I.
PENDAHULUAN
Misi merupakan tugas
dari semua orang percaya karena hal itu merupakan tugas yang diberikan dan
dipercayakan Allah kepada setiap orang percaya. Misi itu diberikan Allah kepada
setiap orang yang dipanggil-Nya untuk melayaninya. Setiap orang berhak menerima
tugas yang diberikan Tuhan kepada setiap pribadi. Tetapi sering kali ketika
Tuhan mempercayakan suatu tugas panggilan itu kepada setiap orang, pribadi yang
dipanggil tersebut tidak ada keinginan dan tidak siap untuk meksanakan tugas
tersebut. Terkadang mempertimbangkan konsekuensi yang akan dihadapi sehingga
takut mengambil resiko. Melalui pengamatan di atas, dalam paper ini penulis
tertarik dan kagum terhadap seorang tokoh misi yang bermana William Carey,
dengan semangatnya untuk mengabarkan kabar baik. Dalam paper ini penulis akan
mencoba untuk menuliskan tentang siapa itu William Carey, bagaimana pergerakan
panggilan misis yang dipercayakan Tuhan kepada dia dan bagaimana relevansi pada
masa sekarang ini panggilan William Carey tersebut.
II.
LATAR
BELAKANG WILLIAM CAREY
William Carey adalah
tokoh pekabaran injil modern. Ia dilahirkan disebuah keluarga yang miskin di
Northamtonshire, inggris pada tahun 1761. Orang tuanya adalah anggota gereja
Anglikan dan Carey menerima babtisan dalam gereja itu.[1]

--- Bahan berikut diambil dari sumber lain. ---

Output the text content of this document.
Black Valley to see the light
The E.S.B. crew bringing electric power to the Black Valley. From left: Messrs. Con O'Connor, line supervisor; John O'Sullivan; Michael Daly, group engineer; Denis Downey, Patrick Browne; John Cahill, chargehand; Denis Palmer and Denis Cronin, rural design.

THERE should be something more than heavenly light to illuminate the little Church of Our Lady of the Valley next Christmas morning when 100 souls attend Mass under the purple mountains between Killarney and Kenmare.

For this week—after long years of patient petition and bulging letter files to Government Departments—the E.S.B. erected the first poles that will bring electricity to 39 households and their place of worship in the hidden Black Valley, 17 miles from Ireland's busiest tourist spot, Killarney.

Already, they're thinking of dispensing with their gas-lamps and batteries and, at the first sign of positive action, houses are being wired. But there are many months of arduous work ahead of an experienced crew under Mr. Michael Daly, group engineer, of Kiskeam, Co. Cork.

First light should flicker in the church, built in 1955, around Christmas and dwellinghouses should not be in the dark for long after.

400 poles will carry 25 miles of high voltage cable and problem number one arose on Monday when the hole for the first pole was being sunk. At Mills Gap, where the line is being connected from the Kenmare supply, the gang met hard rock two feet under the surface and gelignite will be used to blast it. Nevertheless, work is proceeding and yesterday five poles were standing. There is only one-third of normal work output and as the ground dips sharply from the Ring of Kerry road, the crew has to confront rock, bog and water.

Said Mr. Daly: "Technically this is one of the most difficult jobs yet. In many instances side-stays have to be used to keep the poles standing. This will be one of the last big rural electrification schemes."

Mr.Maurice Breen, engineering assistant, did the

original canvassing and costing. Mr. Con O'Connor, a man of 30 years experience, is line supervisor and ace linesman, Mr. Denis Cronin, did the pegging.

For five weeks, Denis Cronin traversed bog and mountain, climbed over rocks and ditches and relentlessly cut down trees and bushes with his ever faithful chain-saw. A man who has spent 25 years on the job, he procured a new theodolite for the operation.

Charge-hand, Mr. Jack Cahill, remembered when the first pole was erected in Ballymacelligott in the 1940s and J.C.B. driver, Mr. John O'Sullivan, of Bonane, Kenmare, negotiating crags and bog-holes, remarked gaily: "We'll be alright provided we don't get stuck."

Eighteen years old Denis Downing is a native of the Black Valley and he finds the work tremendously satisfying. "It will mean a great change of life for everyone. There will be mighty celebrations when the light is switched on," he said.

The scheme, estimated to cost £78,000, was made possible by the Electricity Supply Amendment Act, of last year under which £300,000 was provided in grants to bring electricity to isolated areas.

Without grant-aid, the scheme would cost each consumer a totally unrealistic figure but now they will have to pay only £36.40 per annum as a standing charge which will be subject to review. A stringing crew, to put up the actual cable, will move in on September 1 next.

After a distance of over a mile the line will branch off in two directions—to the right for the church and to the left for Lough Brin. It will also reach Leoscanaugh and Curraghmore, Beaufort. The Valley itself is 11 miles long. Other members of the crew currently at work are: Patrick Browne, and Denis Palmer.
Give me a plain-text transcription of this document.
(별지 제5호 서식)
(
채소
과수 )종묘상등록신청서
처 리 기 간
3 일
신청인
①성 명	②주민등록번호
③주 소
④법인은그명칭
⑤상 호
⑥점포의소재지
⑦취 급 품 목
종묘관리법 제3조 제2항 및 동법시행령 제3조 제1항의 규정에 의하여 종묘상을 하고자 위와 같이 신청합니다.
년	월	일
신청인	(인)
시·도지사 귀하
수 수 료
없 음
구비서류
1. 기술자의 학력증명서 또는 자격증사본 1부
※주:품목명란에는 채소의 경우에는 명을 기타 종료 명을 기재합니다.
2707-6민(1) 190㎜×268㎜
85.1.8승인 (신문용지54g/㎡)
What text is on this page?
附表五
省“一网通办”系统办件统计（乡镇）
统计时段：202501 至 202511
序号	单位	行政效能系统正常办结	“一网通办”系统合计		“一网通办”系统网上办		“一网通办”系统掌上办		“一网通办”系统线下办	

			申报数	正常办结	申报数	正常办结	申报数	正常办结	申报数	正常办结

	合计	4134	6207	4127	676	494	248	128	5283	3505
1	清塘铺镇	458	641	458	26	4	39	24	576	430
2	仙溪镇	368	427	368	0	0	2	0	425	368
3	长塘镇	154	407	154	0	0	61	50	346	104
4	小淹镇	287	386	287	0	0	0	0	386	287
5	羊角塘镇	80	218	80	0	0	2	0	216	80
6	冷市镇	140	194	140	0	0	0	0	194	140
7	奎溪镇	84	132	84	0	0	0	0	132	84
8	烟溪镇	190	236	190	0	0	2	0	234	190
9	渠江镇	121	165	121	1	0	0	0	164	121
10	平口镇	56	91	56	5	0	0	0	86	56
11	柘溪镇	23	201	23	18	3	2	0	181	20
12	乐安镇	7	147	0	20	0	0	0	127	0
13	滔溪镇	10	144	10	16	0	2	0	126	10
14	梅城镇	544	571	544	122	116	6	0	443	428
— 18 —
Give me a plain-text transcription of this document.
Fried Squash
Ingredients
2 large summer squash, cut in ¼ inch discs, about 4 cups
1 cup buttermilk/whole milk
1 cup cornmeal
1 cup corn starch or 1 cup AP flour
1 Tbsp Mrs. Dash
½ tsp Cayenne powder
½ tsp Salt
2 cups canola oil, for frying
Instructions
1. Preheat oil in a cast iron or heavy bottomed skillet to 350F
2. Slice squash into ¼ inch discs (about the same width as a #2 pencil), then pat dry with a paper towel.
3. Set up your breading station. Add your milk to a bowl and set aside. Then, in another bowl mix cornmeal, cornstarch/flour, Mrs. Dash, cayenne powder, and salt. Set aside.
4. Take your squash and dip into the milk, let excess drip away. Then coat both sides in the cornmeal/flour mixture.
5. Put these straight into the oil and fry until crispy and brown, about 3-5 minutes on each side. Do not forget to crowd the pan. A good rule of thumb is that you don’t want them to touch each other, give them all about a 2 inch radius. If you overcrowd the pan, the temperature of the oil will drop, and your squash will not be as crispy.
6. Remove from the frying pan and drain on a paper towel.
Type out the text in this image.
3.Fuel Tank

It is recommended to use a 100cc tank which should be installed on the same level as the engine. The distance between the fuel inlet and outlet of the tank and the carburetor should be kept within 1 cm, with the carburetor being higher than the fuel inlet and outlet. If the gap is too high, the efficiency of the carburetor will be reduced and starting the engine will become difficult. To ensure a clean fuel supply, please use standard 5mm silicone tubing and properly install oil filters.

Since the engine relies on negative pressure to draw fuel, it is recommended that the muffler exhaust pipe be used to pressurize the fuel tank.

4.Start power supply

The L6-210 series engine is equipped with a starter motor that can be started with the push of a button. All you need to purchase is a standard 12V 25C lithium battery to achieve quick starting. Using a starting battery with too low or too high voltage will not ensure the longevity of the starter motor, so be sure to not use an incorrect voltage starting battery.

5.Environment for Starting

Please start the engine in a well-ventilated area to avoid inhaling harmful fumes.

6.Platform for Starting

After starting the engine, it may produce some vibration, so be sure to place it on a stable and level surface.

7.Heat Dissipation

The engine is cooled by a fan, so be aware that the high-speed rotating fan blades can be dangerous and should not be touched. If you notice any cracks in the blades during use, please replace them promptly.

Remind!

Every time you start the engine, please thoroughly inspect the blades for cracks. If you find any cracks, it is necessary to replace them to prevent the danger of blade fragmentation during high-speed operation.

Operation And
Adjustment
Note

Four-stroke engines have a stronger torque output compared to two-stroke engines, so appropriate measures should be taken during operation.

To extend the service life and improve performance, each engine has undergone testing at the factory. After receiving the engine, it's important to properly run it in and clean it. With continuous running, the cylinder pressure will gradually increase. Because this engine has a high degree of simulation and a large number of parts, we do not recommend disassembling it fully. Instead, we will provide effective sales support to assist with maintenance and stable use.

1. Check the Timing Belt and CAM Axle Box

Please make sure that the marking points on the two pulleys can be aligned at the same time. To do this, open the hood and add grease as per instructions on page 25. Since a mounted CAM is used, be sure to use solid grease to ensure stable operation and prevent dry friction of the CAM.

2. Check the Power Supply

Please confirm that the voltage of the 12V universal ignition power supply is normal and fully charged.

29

Sejak umur 14 tahun, Carey telah bekerja sebagai tukang sepatu. Keagamaan
keluarga Carey bersifat formal. Ide mengenai hubungan pribadi dengan Allah
sebagaimana dikhotbahkan Wesley di seluruh penjuru Inggris itu tampaknya tak
pernah menyentuh rumahnya sendiri. Ayahnya adalah seorang pegawai kantor gereja
dan guru sekolah, yang mungkin merasa kecewa ketika putranya yang berusia 14
tahun itu meninggalkan rumah untuk magang pada seorang tukang sepatu. Pada
tahun 1779 ia mengalami pertobatan dan Carey pun pindah ke gereja Babtis. Kini
Ia menjadi seorang pengkhotbah dan menjadi seorang guru sekolah pada siang hari
dan pada malam hari ia menjadi seorang tukang sepatu untuk keperluan hidupnya. Namun,
Carey seorang yang rajin belajar. Ia telah mempelajari bahasa latin, Yunani,
Ibrani, Perancis dan Belanda. Sejak remaja, ia sudah dapat membaca Alkitab
dalam 6 bahasa. Karunia bahasa yang ia miliki ini memberikan bantuan yang besar
dalam pekerjaan misinya yang kelak.
Di sebuah desa kecil
Hackleton, Carey mendengar Injil untuk pertama kalinya dari sesama rekan
magangnya. Setelah bertahan sekitar setahun, Carey akhirnya menyerahkan
hidupnya kepada Yesus Kristus sebagai Tuhan dan Juruslamatnya. Orang-orang
Kristen di Maluku telah dihidupkan kembali oleh pekerjaan dan pelayanan anak
pekabar injil besar ini, yaitu Yabez Carey pada masa pemerintahan Inggris di
Indonesia bersama-sama dengan Joseph Kam.[2] Carey
meninggal pada tahun 1834 di India pada usia 73 tahun. Pada nisannya tertulis
demikian : “William Carey, lahir 17 Agustus 1761. Meninggal 9 Juni 1834,
Manusia celaka, yang tidak layak dan seharusnya binasa itu, telah jatuh ke
dalam rengkuhan anugerah-Nya.” Istrinya, Dorothy meninggal pada tahun 1807,
oleh karena penyakit mental yang dialaminya, sampai akhirnya mengalami kegilaan
total.[3]
Pernikahan Carey yang kedua pun berakhir dengan kematian istri keduanya itu
setelah 12 tahun pernikahan mereka. Carey mempunyai anak yang juga menjadi
seorang misionaris, yaitu Yabez Carey. Yabez Carey bersama Joseph Kam
menghidupkan api penginjilan di tanah Maluku pada masa penjajahan Inggris di
Indonesia.
III.
PANGGILAN SEBAGAI MISIONARIS
Kebutuhan dan
permohonan yang penuh keputusan dari suku-suku bangsa yang belumpernah mendengar
injil menggerakkan hati Carey. Dia terbeban dengan kebutuhan rohani orang lain,
melalui pembacaannya akan buku harian Kaapten Cook. Melalui hal ini dia
menuliskan bahasa-bahasa, nama-nama suku, dan banyak hal yang lain. Hatinya
tergerak setelah membaca buku harian tentang pelayanan terakhir Kapten Cook.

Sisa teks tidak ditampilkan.